Dresden und Sachsen in den Medien: Wenn die eigene Alma Mater negativ assoziiert wird

Es war ein schleichender Prozess. Begonnen hat er ungefähr, als ich Dresden das erste Mal verlassen hatte, um im Süden von Deutschland mein Fachpraktikum zu absolvieren. Während meines anschließenden Auslandssemesters in Loughborough (UK) begann ich dabei zu realisieren, dass dieser Prozess nicht nur in Deutschland stattfindet, sondern von globalen Ausmaß ist.

Mit „Prozess“ meine ich in diesem Kontext die immer stärkere werdende Assoziation von Dresden mit Pegida bzw. von ganz Sachsen mit Rechtsextremismus.

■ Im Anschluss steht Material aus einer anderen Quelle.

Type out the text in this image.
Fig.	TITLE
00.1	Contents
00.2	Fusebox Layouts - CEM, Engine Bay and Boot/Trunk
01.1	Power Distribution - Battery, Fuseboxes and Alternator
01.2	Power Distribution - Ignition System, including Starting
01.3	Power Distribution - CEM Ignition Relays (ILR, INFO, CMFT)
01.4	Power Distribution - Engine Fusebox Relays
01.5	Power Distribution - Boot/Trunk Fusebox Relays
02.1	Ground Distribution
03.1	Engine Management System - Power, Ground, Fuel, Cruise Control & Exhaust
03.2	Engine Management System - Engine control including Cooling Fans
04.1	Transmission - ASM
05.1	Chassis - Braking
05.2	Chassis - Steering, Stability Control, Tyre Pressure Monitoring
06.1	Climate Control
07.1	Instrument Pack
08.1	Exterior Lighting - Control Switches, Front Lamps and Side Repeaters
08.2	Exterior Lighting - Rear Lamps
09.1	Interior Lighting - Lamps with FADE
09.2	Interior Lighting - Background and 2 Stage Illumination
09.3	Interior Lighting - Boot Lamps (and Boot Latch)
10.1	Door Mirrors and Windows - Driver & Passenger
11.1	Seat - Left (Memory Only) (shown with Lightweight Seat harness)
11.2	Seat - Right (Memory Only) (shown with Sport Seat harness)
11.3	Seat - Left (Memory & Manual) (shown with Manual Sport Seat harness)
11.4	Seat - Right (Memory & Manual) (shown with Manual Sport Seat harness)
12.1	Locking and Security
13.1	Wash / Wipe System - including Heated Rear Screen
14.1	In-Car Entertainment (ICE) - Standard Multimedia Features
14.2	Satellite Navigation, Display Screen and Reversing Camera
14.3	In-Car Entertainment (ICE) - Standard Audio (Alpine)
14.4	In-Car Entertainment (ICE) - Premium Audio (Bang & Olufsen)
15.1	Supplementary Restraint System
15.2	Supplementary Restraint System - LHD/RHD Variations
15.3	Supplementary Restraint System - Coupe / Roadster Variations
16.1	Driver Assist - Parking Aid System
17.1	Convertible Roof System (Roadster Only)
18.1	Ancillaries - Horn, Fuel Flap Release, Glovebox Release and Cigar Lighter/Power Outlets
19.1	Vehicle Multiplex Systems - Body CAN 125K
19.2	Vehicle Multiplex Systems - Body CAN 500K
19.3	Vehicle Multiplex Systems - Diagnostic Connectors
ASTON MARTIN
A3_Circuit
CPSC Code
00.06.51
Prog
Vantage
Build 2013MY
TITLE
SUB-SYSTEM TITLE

Als ich aus meinem Auslandssemester zurückkehrte war ich mir daher, eingeschüchtert durch die mediale Berichterstattung, unsicher, was mich genau erwarten würde. Tatsächlich musste ich jedoch schnell feststellen, dass sich in meiner selbst geschaffenen „Blase“ aus Universität und diversen ehrenamtlichen Tätigkeiten nicht viel verändert hatte. Als nennenswerte Veränderungen in meinem unmittelbaren Alltag waren höchstens die zahlreichen Aufrufe zu „Gegendemonstrationen“ zu erwähnen. Ansonsten galt „Business as usual“.

Während meines MBAs in Paris und Frankfurt allerdings konnte ich dann zum ersten Mal wirklich auch für mich sehr nachdrückliche Erfahrungen bezüglich der Außenwahrnehmung von Sachsen / Dresden sammeln. Denn bei dem Großteil meiner neuen Bekanntschaften konnte ich unmittelbar nach meiner Selbstvorstellung damit rechnen, dass ich mit Fragen zu Pegida und Rechtsextremismus konfrontiert werde. In einigen Gesprächen hatte ich dabei fast den Eindruck, dass ich mich für meinen Studienort und somit auch für meine Universitätswahl rechtfertigen müsste – vor allem, da ich ursprünglich kein gebürtiger Sachse bin. Den Höhepunkt erreichte diese Entwicklung als ich einem Studienkollegen aus Paris, der Moslem ist und einen leicht südländischen Hautton hat, empfahl bei seinem Deutschlandurlaub Dresden zu besuchen. Denn es dauerte nicht lange, bis ich von anderen Kommilitonen darauf hingewiesen wurde, dass dies doch zu gefährlich für ihn sein könnte. Bis zu diesem Zeitpunkt war mir nicht bewusst, dass ein Aufenthalt in Dresden anscheinend auch als lebensgefährlich eingestuft werden kann.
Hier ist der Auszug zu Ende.